SDF and recurrent miscarriage
High paternal DFI is associated with early pregnancy losses that occur after implantation, a distinct mechanism from chromosomal aneuploidy detected by PGT-A. This means a couple with PGT-A-normal embryos and recurrent loss should also investigate paternal SDF as a separate contributor.
6. Reducing DNA fragmentation: what the evidence supports
Unlike fixed morphological abnormalities, DNA fragmentation is often partially reversible. Because spermatogenesis takes approximately 72 days, the benefit of any intervention takes 2 to 3 months to appear in a tested sample.

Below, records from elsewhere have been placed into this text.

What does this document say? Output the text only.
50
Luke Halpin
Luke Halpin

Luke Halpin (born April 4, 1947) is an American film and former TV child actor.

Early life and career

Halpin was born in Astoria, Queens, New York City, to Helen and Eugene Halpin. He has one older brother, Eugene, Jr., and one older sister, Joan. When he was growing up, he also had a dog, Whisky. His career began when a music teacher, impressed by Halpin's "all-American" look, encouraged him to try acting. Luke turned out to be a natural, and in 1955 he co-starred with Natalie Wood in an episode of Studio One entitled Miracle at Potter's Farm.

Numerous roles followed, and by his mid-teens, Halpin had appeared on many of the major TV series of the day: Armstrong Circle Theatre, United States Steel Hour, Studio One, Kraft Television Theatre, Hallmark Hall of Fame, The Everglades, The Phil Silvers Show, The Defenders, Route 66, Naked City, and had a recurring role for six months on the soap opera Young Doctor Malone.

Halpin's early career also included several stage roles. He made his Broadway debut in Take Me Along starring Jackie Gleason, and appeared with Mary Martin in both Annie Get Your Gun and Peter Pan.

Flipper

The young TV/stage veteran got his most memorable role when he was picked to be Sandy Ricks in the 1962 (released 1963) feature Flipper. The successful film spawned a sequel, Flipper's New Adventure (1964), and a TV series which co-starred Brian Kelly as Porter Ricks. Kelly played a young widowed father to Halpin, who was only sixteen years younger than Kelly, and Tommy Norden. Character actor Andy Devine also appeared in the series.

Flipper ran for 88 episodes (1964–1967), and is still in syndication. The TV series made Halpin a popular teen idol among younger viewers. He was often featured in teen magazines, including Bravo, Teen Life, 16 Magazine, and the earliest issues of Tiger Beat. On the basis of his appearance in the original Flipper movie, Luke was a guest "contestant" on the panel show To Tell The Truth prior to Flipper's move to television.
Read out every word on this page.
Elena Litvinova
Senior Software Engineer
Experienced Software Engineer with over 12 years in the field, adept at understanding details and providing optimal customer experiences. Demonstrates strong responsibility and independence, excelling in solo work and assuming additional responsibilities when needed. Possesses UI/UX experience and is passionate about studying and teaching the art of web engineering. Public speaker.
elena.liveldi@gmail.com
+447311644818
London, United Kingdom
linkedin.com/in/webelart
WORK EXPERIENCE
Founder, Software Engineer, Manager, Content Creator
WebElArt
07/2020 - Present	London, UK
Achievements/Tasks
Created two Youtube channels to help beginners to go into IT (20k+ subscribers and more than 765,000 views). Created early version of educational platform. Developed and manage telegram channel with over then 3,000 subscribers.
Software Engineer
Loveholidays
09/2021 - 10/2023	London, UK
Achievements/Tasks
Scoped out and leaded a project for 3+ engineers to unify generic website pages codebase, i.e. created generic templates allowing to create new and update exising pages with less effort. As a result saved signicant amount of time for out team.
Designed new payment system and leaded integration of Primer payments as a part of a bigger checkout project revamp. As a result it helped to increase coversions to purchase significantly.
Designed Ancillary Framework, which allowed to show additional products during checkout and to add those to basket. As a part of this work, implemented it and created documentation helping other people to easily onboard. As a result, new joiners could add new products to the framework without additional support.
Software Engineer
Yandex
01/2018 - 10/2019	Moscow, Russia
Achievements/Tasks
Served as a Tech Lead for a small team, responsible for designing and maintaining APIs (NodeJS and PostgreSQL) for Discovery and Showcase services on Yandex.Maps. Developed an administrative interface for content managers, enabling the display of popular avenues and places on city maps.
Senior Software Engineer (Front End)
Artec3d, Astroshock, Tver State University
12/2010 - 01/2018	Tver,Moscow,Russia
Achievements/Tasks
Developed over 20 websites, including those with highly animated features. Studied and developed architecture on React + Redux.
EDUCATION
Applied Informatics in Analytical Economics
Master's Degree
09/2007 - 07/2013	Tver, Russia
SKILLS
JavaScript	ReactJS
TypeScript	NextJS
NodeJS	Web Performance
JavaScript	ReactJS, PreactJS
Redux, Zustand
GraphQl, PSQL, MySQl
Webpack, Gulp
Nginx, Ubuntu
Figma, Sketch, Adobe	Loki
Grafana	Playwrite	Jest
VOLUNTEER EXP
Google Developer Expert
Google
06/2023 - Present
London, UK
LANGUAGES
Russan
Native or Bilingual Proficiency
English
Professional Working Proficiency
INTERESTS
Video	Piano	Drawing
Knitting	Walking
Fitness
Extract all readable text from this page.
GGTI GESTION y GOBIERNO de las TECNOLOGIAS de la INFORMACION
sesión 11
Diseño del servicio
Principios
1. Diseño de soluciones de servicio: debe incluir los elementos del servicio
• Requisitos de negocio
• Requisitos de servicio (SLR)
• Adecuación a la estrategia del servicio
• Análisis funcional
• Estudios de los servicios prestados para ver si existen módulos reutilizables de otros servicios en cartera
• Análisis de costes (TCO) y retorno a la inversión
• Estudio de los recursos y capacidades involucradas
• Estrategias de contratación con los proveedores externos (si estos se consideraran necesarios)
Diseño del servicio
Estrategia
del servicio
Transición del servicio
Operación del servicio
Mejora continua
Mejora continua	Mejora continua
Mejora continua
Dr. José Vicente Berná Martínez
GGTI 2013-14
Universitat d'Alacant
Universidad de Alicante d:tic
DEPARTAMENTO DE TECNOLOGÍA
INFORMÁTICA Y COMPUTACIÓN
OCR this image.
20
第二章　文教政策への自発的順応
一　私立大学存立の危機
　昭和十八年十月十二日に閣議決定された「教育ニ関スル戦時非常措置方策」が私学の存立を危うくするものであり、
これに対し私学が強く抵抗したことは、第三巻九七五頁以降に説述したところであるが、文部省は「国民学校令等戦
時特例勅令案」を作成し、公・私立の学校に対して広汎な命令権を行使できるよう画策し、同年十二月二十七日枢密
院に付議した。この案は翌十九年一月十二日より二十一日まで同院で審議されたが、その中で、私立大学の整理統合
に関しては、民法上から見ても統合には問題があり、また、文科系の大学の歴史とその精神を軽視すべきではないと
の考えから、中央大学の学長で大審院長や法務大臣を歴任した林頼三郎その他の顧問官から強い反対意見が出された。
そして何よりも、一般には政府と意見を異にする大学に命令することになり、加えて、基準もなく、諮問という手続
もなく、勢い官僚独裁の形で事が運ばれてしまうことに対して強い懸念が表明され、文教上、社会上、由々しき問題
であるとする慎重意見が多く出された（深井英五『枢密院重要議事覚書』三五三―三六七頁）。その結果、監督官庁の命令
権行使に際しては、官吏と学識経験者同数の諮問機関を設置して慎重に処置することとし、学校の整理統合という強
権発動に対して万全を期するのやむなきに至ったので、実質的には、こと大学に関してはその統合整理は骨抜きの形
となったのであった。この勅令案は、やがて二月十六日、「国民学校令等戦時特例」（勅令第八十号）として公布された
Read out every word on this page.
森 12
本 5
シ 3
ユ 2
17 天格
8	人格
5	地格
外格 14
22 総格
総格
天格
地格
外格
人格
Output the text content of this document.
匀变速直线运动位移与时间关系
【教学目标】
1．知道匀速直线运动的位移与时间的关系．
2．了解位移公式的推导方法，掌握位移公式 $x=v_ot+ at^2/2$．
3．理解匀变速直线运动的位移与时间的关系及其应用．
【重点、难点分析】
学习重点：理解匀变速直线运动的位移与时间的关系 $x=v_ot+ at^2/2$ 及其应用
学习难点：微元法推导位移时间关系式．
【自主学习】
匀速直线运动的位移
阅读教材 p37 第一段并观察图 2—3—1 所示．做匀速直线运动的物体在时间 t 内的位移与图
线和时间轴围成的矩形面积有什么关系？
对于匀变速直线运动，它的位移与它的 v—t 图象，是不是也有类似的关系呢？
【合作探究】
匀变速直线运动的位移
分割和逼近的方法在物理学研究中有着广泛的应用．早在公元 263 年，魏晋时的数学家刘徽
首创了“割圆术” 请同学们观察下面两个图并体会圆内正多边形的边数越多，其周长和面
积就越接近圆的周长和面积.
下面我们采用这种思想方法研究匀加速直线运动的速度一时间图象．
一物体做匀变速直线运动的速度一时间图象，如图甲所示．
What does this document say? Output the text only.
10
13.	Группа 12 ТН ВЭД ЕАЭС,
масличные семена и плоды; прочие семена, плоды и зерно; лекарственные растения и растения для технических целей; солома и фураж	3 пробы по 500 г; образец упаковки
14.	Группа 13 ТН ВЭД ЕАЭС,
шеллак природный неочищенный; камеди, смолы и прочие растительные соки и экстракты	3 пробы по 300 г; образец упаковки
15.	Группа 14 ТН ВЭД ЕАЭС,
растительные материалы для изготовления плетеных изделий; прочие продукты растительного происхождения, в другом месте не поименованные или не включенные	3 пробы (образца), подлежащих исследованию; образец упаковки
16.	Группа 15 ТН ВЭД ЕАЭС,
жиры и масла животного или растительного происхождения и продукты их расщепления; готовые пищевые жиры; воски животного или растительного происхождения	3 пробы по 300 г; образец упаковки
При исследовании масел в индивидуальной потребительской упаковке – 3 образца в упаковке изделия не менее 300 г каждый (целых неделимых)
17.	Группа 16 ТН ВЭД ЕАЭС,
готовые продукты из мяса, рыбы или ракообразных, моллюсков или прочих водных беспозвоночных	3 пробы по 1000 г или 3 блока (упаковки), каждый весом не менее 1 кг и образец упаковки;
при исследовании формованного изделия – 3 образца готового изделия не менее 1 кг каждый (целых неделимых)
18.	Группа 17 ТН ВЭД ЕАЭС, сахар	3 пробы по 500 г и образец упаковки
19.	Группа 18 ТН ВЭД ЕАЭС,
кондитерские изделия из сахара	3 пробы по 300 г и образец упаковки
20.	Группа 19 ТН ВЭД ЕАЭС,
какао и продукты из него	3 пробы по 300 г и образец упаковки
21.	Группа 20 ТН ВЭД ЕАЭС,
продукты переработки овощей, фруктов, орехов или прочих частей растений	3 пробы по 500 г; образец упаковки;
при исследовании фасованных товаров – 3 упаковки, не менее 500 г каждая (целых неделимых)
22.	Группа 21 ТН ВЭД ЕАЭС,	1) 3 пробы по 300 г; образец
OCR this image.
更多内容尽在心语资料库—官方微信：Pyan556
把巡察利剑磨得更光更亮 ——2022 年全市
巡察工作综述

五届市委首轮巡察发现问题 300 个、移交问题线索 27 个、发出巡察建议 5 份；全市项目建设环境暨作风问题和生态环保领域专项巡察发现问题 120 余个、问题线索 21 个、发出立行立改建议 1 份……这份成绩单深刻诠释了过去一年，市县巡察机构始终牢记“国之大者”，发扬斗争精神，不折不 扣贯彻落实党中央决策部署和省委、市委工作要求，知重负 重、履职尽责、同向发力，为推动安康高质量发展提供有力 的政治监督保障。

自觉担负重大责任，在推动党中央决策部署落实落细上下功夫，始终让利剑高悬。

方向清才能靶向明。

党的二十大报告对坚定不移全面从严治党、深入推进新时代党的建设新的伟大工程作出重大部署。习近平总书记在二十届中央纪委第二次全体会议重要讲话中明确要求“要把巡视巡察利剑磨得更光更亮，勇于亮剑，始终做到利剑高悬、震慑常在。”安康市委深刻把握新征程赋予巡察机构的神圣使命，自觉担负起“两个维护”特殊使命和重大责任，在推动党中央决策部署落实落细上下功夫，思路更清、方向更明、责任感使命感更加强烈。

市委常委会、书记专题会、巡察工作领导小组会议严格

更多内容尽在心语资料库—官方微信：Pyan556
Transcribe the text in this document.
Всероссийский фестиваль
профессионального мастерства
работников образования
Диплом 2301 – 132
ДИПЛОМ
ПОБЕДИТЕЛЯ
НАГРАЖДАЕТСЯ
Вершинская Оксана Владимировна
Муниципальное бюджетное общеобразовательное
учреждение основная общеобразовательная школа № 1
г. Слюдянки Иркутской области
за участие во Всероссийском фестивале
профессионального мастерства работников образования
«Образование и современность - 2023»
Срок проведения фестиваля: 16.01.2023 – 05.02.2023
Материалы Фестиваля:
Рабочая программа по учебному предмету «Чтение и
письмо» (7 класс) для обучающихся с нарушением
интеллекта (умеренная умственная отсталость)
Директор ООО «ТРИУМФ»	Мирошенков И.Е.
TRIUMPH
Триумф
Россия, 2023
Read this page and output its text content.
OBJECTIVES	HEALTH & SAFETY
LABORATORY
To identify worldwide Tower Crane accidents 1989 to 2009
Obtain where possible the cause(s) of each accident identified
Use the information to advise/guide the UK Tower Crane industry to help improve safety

Interventions with consistent evidence
- Varicocele treatment: Surgical ligation or radiological embolization of a clinical varicocele consistently reduces SDF by 10 to 20 percentage points in published studies. It is one of the most effective interventions available.
- Antioxidant supplementation: Oral antioxidants (vitamin C, vitamin E, CoQ10, zinc, selenium, N-acetyl cysteine) reduce oxidative stress in seminal plasma. Moderate improvements in SDF are seen over 3 months of consistent use. No single supplement combination has been proven superior.
- Smoking cessation: Stopping smoking reduces seminal ROS within 3 months. SDF improvements following cessation are well documented.
- Scrotal heat reduction: Avoiding hot baths, saunas, and heat-generating devices against the body reduces testicular temperature and decreases fragmentation over 3 months.
- Shortened abstinence: For men with DFI above 25%, collecting after 1 to 2 days of abstinence rather than 4 to 5 days reduces epididymal transit time and often lowers the measured DFI in the same individual.
Repeat testing
A follow-up SDF test 3 to 4 months after implementing changes allows assessment of whether the interventions have had a measurable effect before proceeding with fertility treatment.